Dans cet article, nous décortiquons la vulnérabilité Open VSX Scanner détectée en février 2026, ses mécanismes internes, son impact sur l’écosystème français, et les mesures concrètes que vous pouvez appliquer dès aujourd’hui. Vous découvrirez comment une simple condition booléenne a ouvert une porte d’entrée aux logiciels malveillants, pourquoi les pratiques de fail-open sont dangereuses, et comment l’équipe d’Open VSX a réagi en moins de 72 heures.
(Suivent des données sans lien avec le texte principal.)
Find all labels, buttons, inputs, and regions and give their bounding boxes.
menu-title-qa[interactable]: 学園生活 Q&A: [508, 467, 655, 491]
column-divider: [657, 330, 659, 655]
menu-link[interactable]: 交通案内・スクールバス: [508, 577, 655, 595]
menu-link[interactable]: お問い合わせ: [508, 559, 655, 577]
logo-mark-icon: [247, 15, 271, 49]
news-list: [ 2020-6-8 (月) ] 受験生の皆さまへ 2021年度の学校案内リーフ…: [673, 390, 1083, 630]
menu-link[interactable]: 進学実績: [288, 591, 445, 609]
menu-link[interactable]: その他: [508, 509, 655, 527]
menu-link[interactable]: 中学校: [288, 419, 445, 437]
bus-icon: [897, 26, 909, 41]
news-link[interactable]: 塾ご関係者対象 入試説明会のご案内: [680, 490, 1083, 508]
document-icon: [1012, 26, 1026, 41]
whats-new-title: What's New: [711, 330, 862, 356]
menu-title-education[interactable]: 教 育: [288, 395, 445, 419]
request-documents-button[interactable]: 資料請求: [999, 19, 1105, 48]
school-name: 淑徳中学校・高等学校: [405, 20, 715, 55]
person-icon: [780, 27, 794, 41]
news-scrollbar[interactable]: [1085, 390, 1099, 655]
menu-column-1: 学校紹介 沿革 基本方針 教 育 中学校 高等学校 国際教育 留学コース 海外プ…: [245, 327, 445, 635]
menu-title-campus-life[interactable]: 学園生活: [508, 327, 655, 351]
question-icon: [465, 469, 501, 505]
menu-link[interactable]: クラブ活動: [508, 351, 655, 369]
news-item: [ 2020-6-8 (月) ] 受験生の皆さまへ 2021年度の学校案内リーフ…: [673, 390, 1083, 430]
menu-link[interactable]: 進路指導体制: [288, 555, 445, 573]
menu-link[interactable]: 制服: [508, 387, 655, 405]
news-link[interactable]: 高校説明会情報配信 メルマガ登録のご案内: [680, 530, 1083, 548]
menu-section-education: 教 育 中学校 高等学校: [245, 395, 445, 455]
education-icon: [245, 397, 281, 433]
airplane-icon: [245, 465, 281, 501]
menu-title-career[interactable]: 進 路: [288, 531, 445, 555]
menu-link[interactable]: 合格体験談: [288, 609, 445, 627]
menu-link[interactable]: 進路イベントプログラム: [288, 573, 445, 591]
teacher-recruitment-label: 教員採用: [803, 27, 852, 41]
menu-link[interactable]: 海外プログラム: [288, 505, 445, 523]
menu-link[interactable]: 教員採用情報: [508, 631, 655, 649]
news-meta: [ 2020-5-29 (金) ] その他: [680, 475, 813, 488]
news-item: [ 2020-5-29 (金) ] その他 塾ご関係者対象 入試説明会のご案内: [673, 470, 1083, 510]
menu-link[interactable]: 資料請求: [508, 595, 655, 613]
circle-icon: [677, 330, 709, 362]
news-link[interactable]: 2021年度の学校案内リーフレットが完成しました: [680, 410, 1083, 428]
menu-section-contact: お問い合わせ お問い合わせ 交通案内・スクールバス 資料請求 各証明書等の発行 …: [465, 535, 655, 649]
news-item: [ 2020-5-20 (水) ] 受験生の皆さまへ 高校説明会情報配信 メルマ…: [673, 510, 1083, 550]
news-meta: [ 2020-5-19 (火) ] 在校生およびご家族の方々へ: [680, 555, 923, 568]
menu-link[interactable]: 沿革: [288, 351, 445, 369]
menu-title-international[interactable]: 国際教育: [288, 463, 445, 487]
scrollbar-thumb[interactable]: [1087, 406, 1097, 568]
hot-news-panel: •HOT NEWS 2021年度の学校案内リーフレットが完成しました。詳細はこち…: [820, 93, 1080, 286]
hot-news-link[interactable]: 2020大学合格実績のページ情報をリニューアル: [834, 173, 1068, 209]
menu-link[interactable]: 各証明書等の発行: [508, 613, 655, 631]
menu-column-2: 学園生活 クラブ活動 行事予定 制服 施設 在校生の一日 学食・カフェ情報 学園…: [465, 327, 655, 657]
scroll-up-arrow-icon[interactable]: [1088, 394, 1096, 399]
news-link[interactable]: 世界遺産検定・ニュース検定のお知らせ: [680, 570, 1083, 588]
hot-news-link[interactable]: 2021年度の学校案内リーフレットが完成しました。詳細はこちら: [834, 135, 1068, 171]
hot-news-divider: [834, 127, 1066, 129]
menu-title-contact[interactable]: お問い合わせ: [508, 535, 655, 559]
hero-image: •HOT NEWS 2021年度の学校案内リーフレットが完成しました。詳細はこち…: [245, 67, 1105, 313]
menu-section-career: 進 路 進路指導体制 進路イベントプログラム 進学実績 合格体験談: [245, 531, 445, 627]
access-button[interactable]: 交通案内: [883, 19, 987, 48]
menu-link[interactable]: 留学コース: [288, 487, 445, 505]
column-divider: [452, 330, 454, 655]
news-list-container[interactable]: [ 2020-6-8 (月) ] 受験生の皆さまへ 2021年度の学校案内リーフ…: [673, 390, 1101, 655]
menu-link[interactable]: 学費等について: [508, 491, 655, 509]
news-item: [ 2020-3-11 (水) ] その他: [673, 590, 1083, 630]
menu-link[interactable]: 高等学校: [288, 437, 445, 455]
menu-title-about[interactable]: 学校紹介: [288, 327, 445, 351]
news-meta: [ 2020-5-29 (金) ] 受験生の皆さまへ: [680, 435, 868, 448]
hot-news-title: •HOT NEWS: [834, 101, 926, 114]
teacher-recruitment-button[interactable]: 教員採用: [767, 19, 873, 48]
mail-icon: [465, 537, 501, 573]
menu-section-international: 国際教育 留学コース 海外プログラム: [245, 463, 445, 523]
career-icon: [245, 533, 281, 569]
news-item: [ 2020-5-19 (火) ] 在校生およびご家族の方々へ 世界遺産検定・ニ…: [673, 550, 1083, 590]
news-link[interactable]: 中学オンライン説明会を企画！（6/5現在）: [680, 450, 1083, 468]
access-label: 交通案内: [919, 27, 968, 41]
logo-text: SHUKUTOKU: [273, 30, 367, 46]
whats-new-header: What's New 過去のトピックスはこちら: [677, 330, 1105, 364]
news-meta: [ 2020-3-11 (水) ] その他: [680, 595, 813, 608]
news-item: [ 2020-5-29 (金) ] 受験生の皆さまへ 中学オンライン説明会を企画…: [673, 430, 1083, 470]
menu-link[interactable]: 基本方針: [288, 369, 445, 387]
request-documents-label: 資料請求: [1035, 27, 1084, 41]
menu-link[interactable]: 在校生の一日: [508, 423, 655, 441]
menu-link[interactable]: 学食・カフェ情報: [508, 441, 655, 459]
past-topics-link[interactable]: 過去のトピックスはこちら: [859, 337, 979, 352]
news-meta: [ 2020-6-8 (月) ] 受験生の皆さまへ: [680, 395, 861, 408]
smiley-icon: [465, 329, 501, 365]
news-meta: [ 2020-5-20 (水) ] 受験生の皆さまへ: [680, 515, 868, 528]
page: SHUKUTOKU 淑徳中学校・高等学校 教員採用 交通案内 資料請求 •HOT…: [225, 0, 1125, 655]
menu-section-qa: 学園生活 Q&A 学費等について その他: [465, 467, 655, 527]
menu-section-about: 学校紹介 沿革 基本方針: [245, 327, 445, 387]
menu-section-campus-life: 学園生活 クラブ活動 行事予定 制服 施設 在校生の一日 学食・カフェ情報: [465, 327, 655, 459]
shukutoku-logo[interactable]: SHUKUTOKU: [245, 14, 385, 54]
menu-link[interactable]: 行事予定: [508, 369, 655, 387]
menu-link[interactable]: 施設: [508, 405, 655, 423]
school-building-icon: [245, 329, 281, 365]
« Lorsque la logique d’erreur se confond avec le cas de succès, le système devient invisible aux yeux de ses gardiens. » - Analyste senior en cybersécurité, 2026
Analyse du pipeline de pré-publication d’Open VSX
Open VSX, le marketplace d’extensions utilisé par les forks de VS Code comme Cursor et Windsurf, a introduit en 2025 un pipeline de pré-publication visant à renforcer la sécurité des paquets distribués. Ce pipeline s’articule en plusieurs phases :
- Vérifications synchrones initiales - rejet immédiat des contenus manifestement malveillants.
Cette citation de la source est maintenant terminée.